Felice Israel, scholar of ancient Semitic languages

24/09/2021

Felice Israel, scholar of ancient Semitic languages

Felice Israel, former associate professor of Semitic philology at the Faculty of Arts of the University of Genoa, has passed away at the age of 70; for many of us he was a long-time friend. In 1973, perhaps the year before, he came from Trieste, his native city, where he now rests, to complete his studies at the University of Rome La Sapienza, under the guidance of Prof. J. Alberto Soggin. It was he who directed him to the Boarding School of the Waldensian Faculty, where he came to live. He graduated in 1976 with a thesis on the inscriptions of the ammonites.
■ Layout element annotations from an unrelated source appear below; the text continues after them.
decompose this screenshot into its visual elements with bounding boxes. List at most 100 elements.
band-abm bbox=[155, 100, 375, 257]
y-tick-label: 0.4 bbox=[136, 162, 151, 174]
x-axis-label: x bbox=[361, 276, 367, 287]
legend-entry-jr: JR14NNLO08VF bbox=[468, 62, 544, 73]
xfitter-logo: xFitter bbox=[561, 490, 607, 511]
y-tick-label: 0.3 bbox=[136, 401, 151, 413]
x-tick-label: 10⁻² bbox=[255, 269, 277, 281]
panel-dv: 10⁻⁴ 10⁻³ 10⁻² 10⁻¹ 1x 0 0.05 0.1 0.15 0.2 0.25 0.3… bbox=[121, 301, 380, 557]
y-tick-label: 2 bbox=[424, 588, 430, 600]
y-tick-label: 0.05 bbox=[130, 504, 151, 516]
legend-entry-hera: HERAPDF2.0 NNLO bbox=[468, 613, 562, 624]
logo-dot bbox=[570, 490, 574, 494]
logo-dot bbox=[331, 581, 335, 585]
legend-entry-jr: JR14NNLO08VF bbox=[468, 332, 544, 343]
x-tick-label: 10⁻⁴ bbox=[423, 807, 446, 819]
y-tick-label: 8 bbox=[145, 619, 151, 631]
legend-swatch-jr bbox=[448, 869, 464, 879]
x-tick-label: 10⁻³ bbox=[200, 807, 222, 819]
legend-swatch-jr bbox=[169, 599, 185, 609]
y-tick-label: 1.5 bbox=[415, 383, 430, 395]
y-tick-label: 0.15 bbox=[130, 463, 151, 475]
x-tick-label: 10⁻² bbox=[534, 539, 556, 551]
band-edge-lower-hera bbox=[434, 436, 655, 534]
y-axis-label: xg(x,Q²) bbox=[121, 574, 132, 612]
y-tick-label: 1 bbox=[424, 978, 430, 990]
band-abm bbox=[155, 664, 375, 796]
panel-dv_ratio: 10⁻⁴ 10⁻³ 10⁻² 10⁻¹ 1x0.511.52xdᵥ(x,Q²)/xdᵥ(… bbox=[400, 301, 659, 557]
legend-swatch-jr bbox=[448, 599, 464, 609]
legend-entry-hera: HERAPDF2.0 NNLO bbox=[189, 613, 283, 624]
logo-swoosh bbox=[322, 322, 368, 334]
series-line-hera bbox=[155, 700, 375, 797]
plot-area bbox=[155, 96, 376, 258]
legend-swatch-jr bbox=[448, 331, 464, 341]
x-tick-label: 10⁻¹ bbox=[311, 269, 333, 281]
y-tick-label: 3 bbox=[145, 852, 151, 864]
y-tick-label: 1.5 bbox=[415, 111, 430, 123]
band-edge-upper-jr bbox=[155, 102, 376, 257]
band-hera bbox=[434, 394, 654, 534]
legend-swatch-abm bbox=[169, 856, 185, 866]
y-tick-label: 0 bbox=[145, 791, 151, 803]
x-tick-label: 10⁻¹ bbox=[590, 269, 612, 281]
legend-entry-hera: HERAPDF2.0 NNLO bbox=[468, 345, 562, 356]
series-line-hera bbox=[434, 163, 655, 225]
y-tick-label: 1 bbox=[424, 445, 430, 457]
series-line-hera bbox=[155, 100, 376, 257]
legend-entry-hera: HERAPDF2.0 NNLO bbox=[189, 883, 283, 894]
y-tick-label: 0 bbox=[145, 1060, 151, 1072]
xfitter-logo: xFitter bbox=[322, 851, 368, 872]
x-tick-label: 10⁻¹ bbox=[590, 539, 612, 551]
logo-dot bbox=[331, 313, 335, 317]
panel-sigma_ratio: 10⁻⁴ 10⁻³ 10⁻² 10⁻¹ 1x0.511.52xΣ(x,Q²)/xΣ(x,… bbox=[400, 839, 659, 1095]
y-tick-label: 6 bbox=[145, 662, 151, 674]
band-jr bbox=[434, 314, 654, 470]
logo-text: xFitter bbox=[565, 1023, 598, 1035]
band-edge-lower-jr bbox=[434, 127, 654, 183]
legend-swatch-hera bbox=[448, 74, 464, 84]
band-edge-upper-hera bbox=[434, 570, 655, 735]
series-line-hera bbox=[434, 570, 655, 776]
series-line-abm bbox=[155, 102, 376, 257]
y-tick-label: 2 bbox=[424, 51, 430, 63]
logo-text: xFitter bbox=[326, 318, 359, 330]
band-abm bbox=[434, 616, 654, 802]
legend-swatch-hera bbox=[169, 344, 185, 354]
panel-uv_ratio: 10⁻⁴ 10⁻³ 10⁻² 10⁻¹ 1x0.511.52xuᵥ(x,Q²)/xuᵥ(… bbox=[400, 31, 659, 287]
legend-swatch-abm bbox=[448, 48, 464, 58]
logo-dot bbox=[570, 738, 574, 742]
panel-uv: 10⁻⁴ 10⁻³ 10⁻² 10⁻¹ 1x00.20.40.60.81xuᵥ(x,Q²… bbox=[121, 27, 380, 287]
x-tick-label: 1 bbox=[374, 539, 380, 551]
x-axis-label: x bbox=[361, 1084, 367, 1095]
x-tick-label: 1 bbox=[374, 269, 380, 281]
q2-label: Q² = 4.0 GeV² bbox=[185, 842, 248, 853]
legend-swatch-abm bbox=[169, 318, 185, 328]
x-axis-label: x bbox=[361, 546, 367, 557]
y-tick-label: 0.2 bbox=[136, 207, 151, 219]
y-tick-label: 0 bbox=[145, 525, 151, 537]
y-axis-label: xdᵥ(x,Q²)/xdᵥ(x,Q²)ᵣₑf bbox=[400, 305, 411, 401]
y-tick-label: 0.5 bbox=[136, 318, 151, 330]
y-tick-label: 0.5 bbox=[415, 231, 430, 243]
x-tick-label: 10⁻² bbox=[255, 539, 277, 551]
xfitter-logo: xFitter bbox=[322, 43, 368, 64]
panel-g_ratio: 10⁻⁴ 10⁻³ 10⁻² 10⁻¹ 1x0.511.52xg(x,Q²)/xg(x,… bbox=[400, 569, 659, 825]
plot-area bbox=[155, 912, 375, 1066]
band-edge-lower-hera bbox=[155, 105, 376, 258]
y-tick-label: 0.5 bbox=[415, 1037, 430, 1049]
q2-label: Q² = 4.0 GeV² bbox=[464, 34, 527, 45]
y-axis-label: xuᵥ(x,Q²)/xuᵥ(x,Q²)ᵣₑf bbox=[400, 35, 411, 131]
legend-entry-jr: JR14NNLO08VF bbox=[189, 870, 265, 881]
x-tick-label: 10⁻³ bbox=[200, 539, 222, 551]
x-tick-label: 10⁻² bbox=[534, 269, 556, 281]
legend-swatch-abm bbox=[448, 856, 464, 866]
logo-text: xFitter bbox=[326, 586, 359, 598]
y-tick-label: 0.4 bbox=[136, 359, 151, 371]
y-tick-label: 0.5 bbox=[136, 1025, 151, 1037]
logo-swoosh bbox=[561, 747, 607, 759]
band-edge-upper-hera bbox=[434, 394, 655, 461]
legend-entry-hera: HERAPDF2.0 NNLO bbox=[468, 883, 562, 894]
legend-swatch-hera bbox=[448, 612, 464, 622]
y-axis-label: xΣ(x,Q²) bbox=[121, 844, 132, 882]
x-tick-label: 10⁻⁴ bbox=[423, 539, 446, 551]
This work was the prelude to an incessant activity of research and publication on ancient Semitic languages: in addition to Ammonite, Moabite, Edomite, Aramaic, Phoenician, Paleo-Hebrew... His research was supported by prolonged periods of study abroad, for example in Paris, at the College de France and the École Pratique des Hautes Études or in London, at University College, and resulted in the establishment of a substantial personal library. His interests, without abandoning the link with philology, linguistics and epigraphy, gradually opened up to historical-religious themes and to the history of the discipline, with studies, for example, on Georg Heinrich August Ewald, Graziadio Isaia Ascoli and Giorgio Levi della Vida.
From 1978 to 1984 he taught elementary Biblical Hebrew at the Waldensian Faculty of Theology, adding an advanced Hebrew course in 1980, which was optional at the time and is now compulsory in the second year of the degree course in theology. 
Until the end, Felice not only maintained, but cultivated, many of the ties he had established with our world, first and foremost with Professor Soggin, who was a constant point of reference for him, and not only on the scientific level, but also in the dialectic of positions... He never failed - at each of our meetings and in our frequent phone calls - to say: "How are things going in the faculty? Is there any news?" and to ask for news of people who were once his "comrades" or even students. For him, they were part of a time that he wanted to continually revive, soliciting their story, and of a world in which he had found himself at home and which now felt the emptiness of his presence.